3. The feedstock prepared of downstream market was mainly around half a month, and downstream plants managed to see profit based on feedstock purchased earlier, but the cost advantage weakened apparently based on current feedstock price after earlier stocks successively used up. The profit is expected to reduce further if such situation maintains.
4. Export orders which were placed in end-2018 or early-2019 were successively delivered, and domestic orders have not improved (normally starting improving in Jul-Aug); thus, May-Jun is supposed to be a slack season, and downstream sectors may face bigger pressure, to hoard up stocks or scale down run rate. Therefore, some downstream plants are anticipated to suspend production for a short period during the coming May Day holiday to ease pressure. Stocks of grey fabric are likely to accumulate and the run rate of downstream sectors may reduce in May-Jun, but the production suspension in a large scale like Sep-Oct, 2018 may not appear if feedstock market is not greatly volatile.
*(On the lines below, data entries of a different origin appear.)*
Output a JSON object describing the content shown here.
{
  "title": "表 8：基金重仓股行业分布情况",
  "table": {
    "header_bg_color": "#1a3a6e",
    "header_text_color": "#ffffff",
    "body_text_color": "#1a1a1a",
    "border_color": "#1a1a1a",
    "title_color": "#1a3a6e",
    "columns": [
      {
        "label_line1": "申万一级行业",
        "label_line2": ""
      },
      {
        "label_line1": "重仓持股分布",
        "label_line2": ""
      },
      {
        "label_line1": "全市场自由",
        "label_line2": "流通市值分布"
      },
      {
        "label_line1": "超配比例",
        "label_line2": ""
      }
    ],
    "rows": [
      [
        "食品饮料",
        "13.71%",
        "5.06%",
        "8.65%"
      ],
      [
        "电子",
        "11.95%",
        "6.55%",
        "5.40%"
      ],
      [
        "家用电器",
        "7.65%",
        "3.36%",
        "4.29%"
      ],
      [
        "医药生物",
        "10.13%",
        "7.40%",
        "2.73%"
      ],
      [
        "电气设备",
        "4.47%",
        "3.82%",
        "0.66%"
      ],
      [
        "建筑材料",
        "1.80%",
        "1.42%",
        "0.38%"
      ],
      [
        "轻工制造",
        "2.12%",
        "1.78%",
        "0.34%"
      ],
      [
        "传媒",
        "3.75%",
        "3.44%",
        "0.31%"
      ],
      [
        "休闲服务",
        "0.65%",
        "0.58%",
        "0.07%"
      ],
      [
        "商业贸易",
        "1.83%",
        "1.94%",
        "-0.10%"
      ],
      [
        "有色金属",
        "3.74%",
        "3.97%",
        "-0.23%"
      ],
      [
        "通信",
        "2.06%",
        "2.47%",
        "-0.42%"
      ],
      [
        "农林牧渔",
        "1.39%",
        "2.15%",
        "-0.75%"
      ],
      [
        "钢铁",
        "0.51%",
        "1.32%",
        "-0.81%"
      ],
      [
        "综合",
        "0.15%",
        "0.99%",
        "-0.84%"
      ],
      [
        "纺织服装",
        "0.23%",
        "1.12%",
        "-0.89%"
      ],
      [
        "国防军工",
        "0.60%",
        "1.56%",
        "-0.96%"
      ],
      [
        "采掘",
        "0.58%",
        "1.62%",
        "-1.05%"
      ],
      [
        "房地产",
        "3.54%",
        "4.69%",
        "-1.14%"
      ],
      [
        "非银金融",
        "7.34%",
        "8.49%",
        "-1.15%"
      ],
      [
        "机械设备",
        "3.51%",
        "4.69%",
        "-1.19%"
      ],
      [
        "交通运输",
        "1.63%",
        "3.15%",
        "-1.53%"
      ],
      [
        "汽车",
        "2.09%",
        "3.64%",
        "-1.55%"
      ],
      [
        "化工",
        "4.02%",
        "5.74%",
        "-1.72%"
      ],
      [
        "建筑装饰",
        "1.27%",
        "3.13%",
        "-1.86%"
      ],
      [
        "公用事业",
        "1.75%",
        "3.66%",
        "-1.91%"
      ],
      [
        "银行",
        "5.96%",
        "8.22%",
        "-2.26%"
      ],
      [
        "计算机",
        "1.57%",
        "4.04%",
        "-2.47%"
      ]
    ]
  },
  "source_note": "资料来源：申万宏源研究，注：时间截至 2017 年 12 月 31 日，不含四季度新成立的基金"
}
5. Stocks of PFY were slanting low now, but the feedstock inventory and finished goods stocks of twisting units and fabric manufacturing plants have apparently climbed up. Thus, the inventory of PFY is only transferred to downstream players’ hand. Demand growth rate of end-user market is not as firm as polyester production growth rate (growth rate of polyester output in Q1 was at 9.7%). Current stocks of downstream market was controllable, and contradiction does not outbreak temporarily.
In summary, PFY plants may keep witnessing stable profit in short run with not apparent inventory burden, but the demand may be pressed in medium run as downstream market is expected to remain modest temporarily.